V.D.G.: Well, the U.S. Food and Drug Administration requires two studies that reach 0.05. And two studies at 0.05 is a much higher level of protection if those are two independent studies. It's 0.05 times 0.05, which is 0.0025. That's why they require two. One study at .05 doesn't mean much. If you're doing a lot of studies, the probability that you'll have one that reaches 0.05 can be quite high.

This is the other point that needs to be taken into consideration--the multiple comparisons. If this were the only vaccine study that had ever been done, you would interpret it differently than if there'd been a number of studies, including studies with the same two components, that were negative.

SN: You're suggesting combining the two earlier AIDS vaccine efficacy studies that have been done?

V.D.G.: You look at the totality of the evidence. For vaccine efficacy, it really doesn't look so good. If this were a p-value of 0.001, like ACTG 320, that's impressive even in the context of a bunch of studies going on, some positive, some negative. The 0.04 in the context of other studies is not really impressive. The probability that one of these studies would give us 0.04 result is 11.5%. It's roughly comparable to the chance of getting snake eyes if you threw the dice three times.

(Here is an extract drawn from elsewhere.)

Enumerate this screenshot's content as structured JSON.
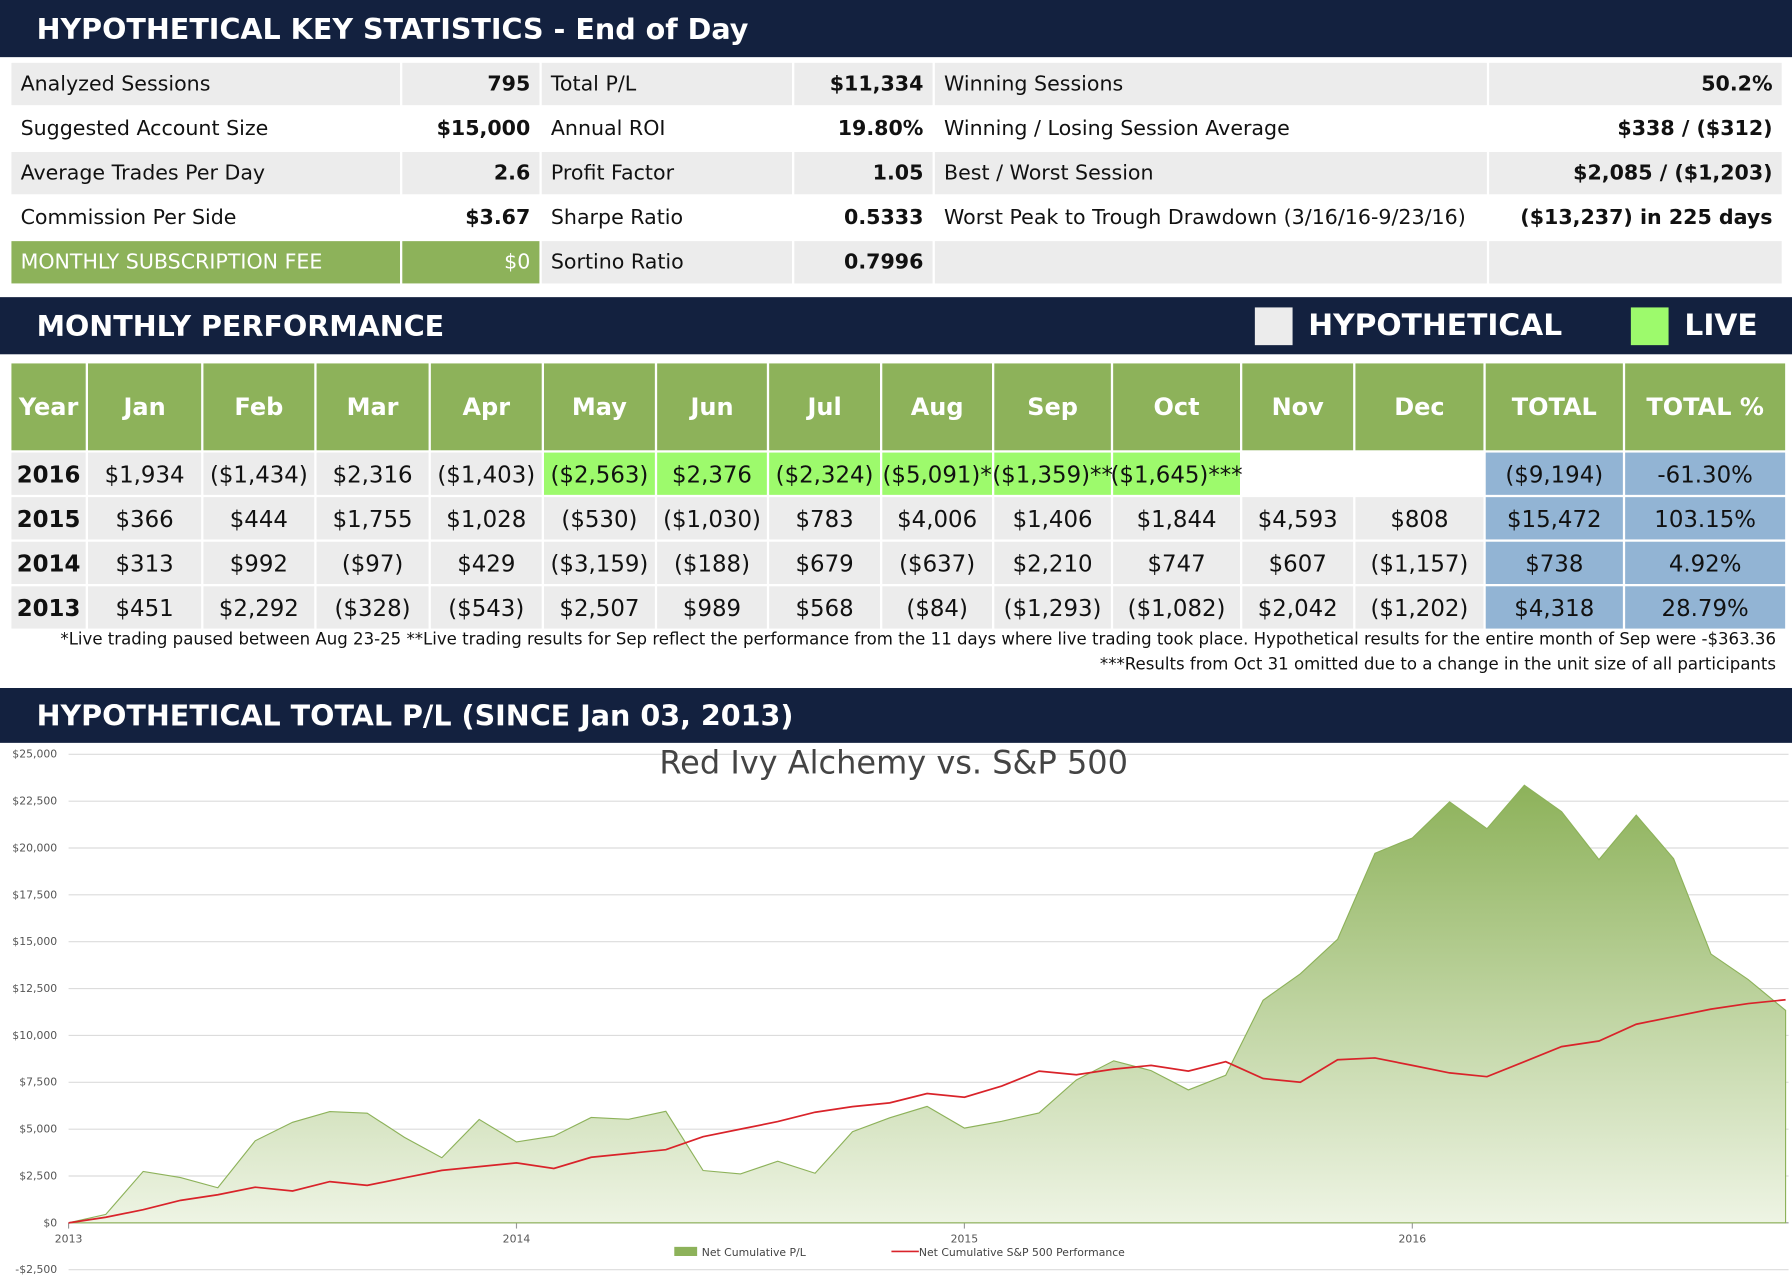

If you do a lot of studies and a bunch of them are positive, then you get very, very excited something is going on. If you do a bunch of studies and only one of them is positive, then you don't get so excited.

SN: That's precisely the opposite of what happens. In the real world, a field like the AIDS vaccine one has so much failure that when researchers see positive data they say, Eureka!

V.D.G.: That's a good point. But you have to take into account the context. Eventually if you shoot craps, you're going to shoot a seven or 11. You could say, "Gee, I threw so many times and didn't get a winner, but then I prayed to my local deity and got a seven. First I prayed to this saint and then another one and then to a third one and finally I prayed to the local one and got a seven." That's the saint that worked for you. That's how humans have reasoned for time immemorial, until people started to get statistical--and started fighting with people like you.

SN: If the AIDS vaccine field has a positive finding, what does it have to be before people can say, "We can take this to the bank, it's real, it's good."

V.D.G.: You want to see a nice, healthy, strong p-value, at least less than 0.01. Then you really start talking about something you want to put your money on.

If you are a glutton for punishment and want to further explore the definition of p-value, peruse the Wikipedia page on the subject. It cannot be proved with any degree of certainty that statisticians actually wrote the page, but in all probability, they did. The definition illustrates why the concept makes even very smart people reach for their liquor cabinets: "In statistical hypothesis testing, the p-value is the probability of obtaining a test statistic at least as extreme as the one that was actually observed, assuming that the null hypothesis is true." And the Wiki page tellingly spends more space on "frequent misunderstandings" than it does on the definition itself.